Thursday, February 10, 2005

We are all doomed: Rosemary Harris, A Quest for Orion (Harmondsworth, Mdx: Puffin Plus, 1982).

Having complained bitterly on Tuesday about the propaganda of The Girl Who Owned a City I now want to retract a bit. For all its classic cosy catastrophe structure (ie all the wrong people are killed off--the poor and feckless--and the right ones--the middle classes-- make a new and better future), at least it is a book with faith in the human spirit.

But there is a strain running through children's sf which I can only call "anti-survivalist". These are the prophecy books, the voice of doom books which predict ecological disaster, nuclear war, or invasion. Robert Swindell's Brother in the Land, Gudrun Pausewung's The Last Children of Lenebsborn spring instantly to mind. Both of these books are there to warn children, " if you don't act, the world is doomed". They are both post-disaster stories, but unlike the equivalent written for adult sf (the classic is Walter Miller's The Canticle for Leibowitz) they posit no world after. One can only screw up once, there is no chance at redemption. In a very odd way, although intensely threatening they are also recursive, they offer the safety of the grave and the end of trouble and torment.

Rosemary Harris's A Quest For Orion fits this category. England has been invaded and the neo-Stalinist hordes are moving the English population into prison and labour camps, clearing England completely (not at all clear why, although towards the end, there is talk of creating a drug controlled slave population).

Four teens head to London, to rescue a fifth, Alastair, a young boy who is cannot walk but has premonitions. A sixth, Matt, decides to surrender himself with the idea of creating a fifth column. He is of course turned into a slave, until he finds a Germans resistance unit, who, for no reason that I can quite see, parachute him and a friend into England with the King’s Treasure, which might be Otto the Great’s Crown and a jewel belonging to Charlemagne.

Meanwhile Alaistair in London has been having visions and we begin to get a lot of mystical stuff about Arthur and Charlemagne. This takes the place of any kind of political analysis: the term “neo-Stalinist” is used without question, and the one time Matt, the historian, pauses to think it is to think “The reasons for what happened, and any apportioning of blame, seemed beside the point now—fruitless.

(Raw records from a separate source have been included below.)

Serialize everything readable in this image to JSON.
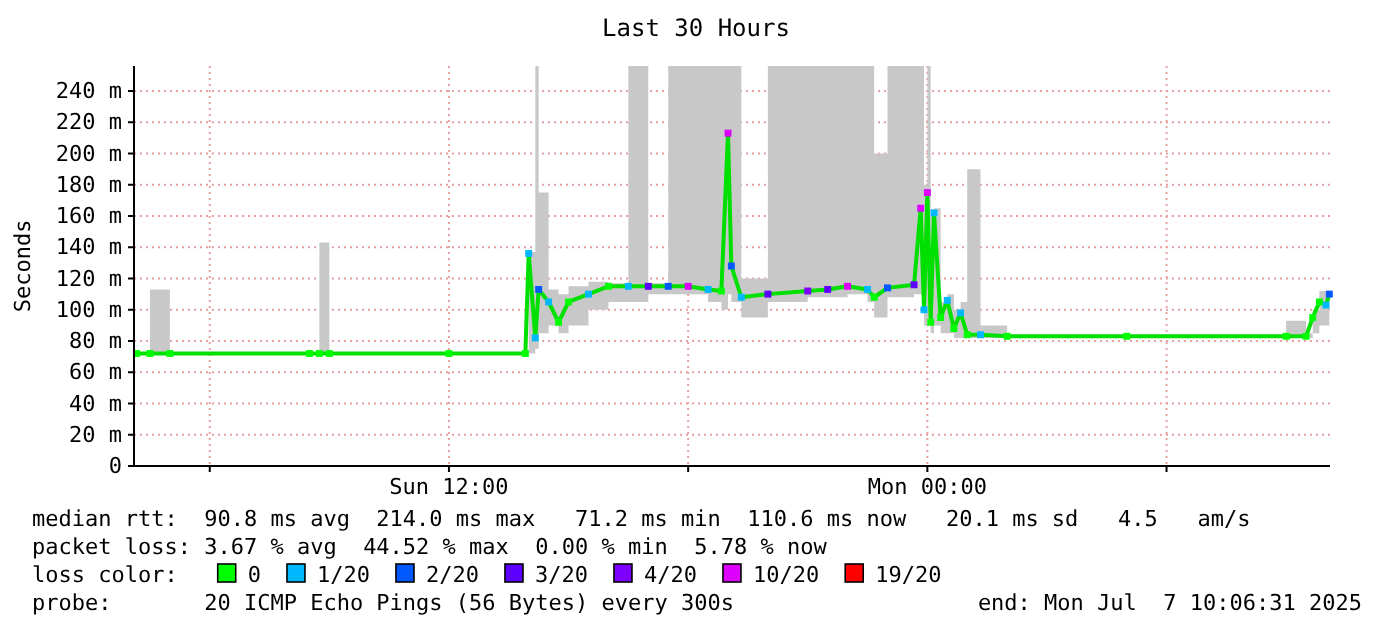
{
  "chart_data": {
    "type": "line",
    "title": "Last 30 Hours",
    "ylabel": "Seconds",
    "xlim": [
      "2025-07-06T04:06",
      "2025-07-07T10:06"
    ],
    "xticks": [
      {
        "value": "2025-07-06T06:00",
        "label": null
      },
      {
        "value": "2025-07-06T12:00",
        "label": "Sun 12:00"
      },
      {
        "value": "2025-07-06T18:00",
        "label": null
      },
      {
        "value": "2025-07-07T00:00",
        "label": "Mon 00:00"
      },
      {
        "value": "2025-07-07T06:00",
        "label": null
      }
    ],
    "ylim": [
      0,
      256
    ],
    "yticks": [
      0,
      {
        "value": 20,
        "label": "20 m"
      },
      {
        "value": 40,
        "label": "40 m"
      },
      {
        "value": 60,
        "label": "60 m"
      },
      {
        "value": 80,
        "label": "80 m"
      },
      {
        "value": 100,
        "label": "100 m"
      },
      {
        "value": 120,
        "label": "120 m"
      },
      {
        "value": 140,
        "label": "140 m"
      },
      {
        "value": 160,
        "label": "160 m"
      },
      {
        "value": 180,
        "label": "180 m"
      },
      {
        "value": 200,
        "label": "200 m"
      },
      {
        "value": 220,
        "label": "220 m"
      },
      {
        "value": 240,
        "label": "240 m"
      }
    ],
    "grid": true,
    "legend": "bottom",
    "legend_title": "loss color:",
    "series": [
      {
        "color": "#00e000",
        "x": [
          "2025-07-06T04:10",
          "2025-07-06T04:30",
          "2025-07-06T05:00",
          "2025-07-06T08:30",
          "2025-07-06T08:45",
          "2025-07-06T09:00",
          "2025-07-06T12:00",
          "2025-07-06T13:55",
          "2025-07-06T14:00",
          "2025-07-06T14:10",
          "2025-07-06T14:15",
          "2025-07-06T14:30",
          "2025-07-06T14:45",
          "2025-07-06T15:00",
          "2025-07-06T15:30",
          "2025-07-06T16:00",
          "2025-07-06T16:30",
          "2025-07-06T17:00",
          "2025-07-06T17:30",
          "2025-07-06T18:00",
          "2025-07-06T18:30",
          "2025-07-06T18:50",
          "2025-07-06T19:00",
          "2025-07-06T19:05",
          "2025-07-06T19:20",
          "2025-07-06T20:00",
          "2025-07-06T21:00",
          "2025-07-06T21:30",
          "2025-07-06T22:00",
          "2025-07-06T22:30",
          "2025-07-06T22:40",
          "2025-07-06T23:00",
          "2025-07-06T23:40",
          "2025-07-06T23:50",
          "2025-07-06T23:55",
          "2025-07-07T00:00",
          "2025-07-07T00:05",
          "2025-07-07T00:10",
          "2025-07-07T00:20",
          "2025-07-07T00:30",
          "2025-07-07T00:40",
          "2025-07-07T00:50",
          "2025-07-07T01:00",
          "2025-07-07T01:20",
          "2025-07-07T02:00",
          "2025-07-07T05:00",
          "2025-07-07T09:00",
          "2025-07-07T09:30",
          "2025-07-07T09:40",
          "2025-07-07T09:50",
          "2025-07-07T10:00",
          "2025-07-07T10:05"
        ],
        "values": [
          72,
          72,
          72,
          72,
          72,
          72,
          72,
          72,
          136,
          82,
          113,
          105,
          92,
          105,
          110,
          115,
          115,
          115,
          115,
          115,
          113,
          112,
          213,
          128,
          108,
          110,
          112,
          113,
          115,
          113,
          108,
          114,
          116,
          165,
          100,
          175,
          92,
          162,
          95,
          106,
          88,
          98,
          84,
          84,
          83,
          83,
          83,
          83,
          95,
          105,
          103,
          110
        ],
        "lower": [
          71,
          71,
          71,
          71,
          71,
          71,
          71,
          71,
          72,
          75,
          85,
          90,
          85,
          90,
          100,
          105,
          105,
          110,
          110,
          110,
          105,
          100,
          110,
          105,
          95,
          105,
          108,
          108,
          110,
          105,
          95,
          108,
          110,
          110,
          90,
          95,
          85,
          90,
          85,
          85,
          82,
          82,
          82,
          82,
          82,
          82,
          82,
          82,
          85,
          90,
          90,
          95
        ],
        "upper": [
          73,
          113,
          73,
          73,
          143,
          73,
          73,
          74,
          137,
          256,
          175,
          113,
          110,
          115,
          118,
          117,
          256,
          117,
          256,
          256,
          256,
          256,
          256,
          256,
          120,
          256,
          256,
          256,
          256,
          256,
          200,
          256,
          256,
          256,
          180,
          256,
          160,
          165,
          105,
          110,
          100,
          105,
          190,
          90,
          84,
          84,
          93,
          85,
          100,
          112,
          110,
          115
        ]
      },
      {
        "type": "scatter",
        "marker": "square",
        "name": "0",
        "color": "#00ff00",
        "x": [
          "2025-07-06T04:10",
          "2025-07-06T04:30",
          "2025-07-06T05:00",
          "2025-07-06T08:30",
          "2025-07-06T08:45",
          "2025-07-06T09:00",
          "2025-07-06T12:00",
          "2025-07-06T13:55",
          "2025-07-06T14:45",
          "2025-07-06T15:00",
          "2025-07-06T16:00",
          "2025-07-06T18:50",
          "2025-07-06T22:40",
          "2025-07-07T00:05",
          "2025-07-07T00:20",
          "2025-07-07T00:40",
          "2025-07-07T01:00",
          "2025-07-07T02:00",
          "2025-07-07T05:00",
          "2025-07-07T09:00",
          "2025-07-07T09:30",
          "2025-07-07T09:40",
          "2025-07-07T09:50"
        ],
        "values": [
          72,
          72,
          72,
          72,
          72,
          72,
          72,
          72,
          92,
          105,
          115,
          112,
          108,
          92,
          95,
          88,
          84,
          83,
          83,
          83,
          83,
          95,
          105
        ]
      },
      {
        "type": "scatter",
        "marker": "square",
        "name": "1/20",
        "color": "#00b8ff",
        "x": [
          "2025-07-06T14:00",
          "2025-07-06T14:10",
          "2025-07-06T14:30",
          "2025-07-06T15:30",
          "2025-07-06T16:30",
          "2025-07-06T18:30",
          "2025-07-06T19:20",
          "2025-07-06T22:30",
          "2025-07-06T23:55",
          "2025-07-07T00:10",
          "2025-07-07T00:30",
          "2025-07-07T00:50",
          "2025-07-07T01:20",
          "2025-07-07T10:00"
        ],
        "values": [
          136,
          82,
          105,
          110,
          115,
          113,
          108,
          113,
          100,
          162,
          106,
          98,
          84,
          103
        ]
      },
      {
        "type": "scatter",
        "marker": "square",
        "name": "2/20",
        "color": "#0059ff",
        "x": [
          "2025-07-06T14:15",
          "2025-07-06T17:30",
          "2025-07-06T19:05",
          "2025-07-06T23:00",
          "2025-07-07T10:05"
        ],
        "values": [
          113,
          115,
          128,
          114,
          110
        ]
      },
      {
        "type": "scatter",
        "marker": "square",
        "name": "3/20",
        "color": "#5e00ff",
        "x": [
          "2025-07-06T17:00",
          "2025-07-06T20:00",
          "2025-07-06T21:30",
          "2025-07-06T23:40"
        ],
        "values": [
          115,
          110,
          113,
          116
        ]
      },
      {
        "type": "scatter",
        "marker": "square",
        "name": "4/20",
        "color": "#7e00ff",
        "x": [
          "2025-07-06T21:00"
        ],
        "values": [
          112
        ]
      },
      {
        "type": "scatter",
        "marker": "square",
        "name": "10/20",
        "color": "#dd00ff",
        "x": [
          "2025-07-06T18:00",
          "2025-07-06T19:00",
          "2025-07-06T22:00",
          "2025-07-06T23:50",
          "2025-07-07T00:00"
        ],
        "values": [
          115,
          213,
          115,
          165,
          175
        ]
      },
      {
        "type": "scatter",
        "name": "19/20",
        "color": "#ff0000"
      }
    ],
    "annotations": [
      "median rtt:  90.8 ms avg  214.0 ms max   71.2 ms min  110.6 ms now   20.1 ms sd   4.5   am/s",
      "packet loss: 3.67 % avg  44.52 % max  0.00 % min  5.78 % now",
      "probe:       20 ICMP Echo Pings (56 Bytes) every 300s",
      "end: Mon Jul  7 10:06:31 2025"
    ]
  }
}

As did any discussion about the growth of neo-Stalinism and the surprising speed with which so many disparate people had fallen beneath its spell.” (106).

And at the end, all but two of the children die, the invaders--who can read thoughts and control populations with drugs--stay in charge, and the sense is of history coming to an end. The book is well written, but the combination of the absence of political critique, and any sense of future change means that it reads very like the post-nuclear disaster novels I mentioned above. I'm not at all sure what the point of this novel is other than to make teens feel passive and as if the world is not theirs to make.

3 Comments:

Blogger loyalesther said...

You evidently have not read Part II in the two book series: Tower of the Stars. It shows how the characters did not all die and the end even goes back in time to correct all the horrible events because the main characters had succeeded in their quest to stop the invaders.

4:27 PM  
Blogger Farah said...

Thanks! I neither came across the book or any mention of it. If you fancy writing a short summary/review, I can post it to the blog under your byline.

email it to farah dot sf at gmail dot com.

11:34 PM  
Blogger Bethany Hope said...

I loved the series. I think Rosemary Harris is a fantastic writer, but very underrated.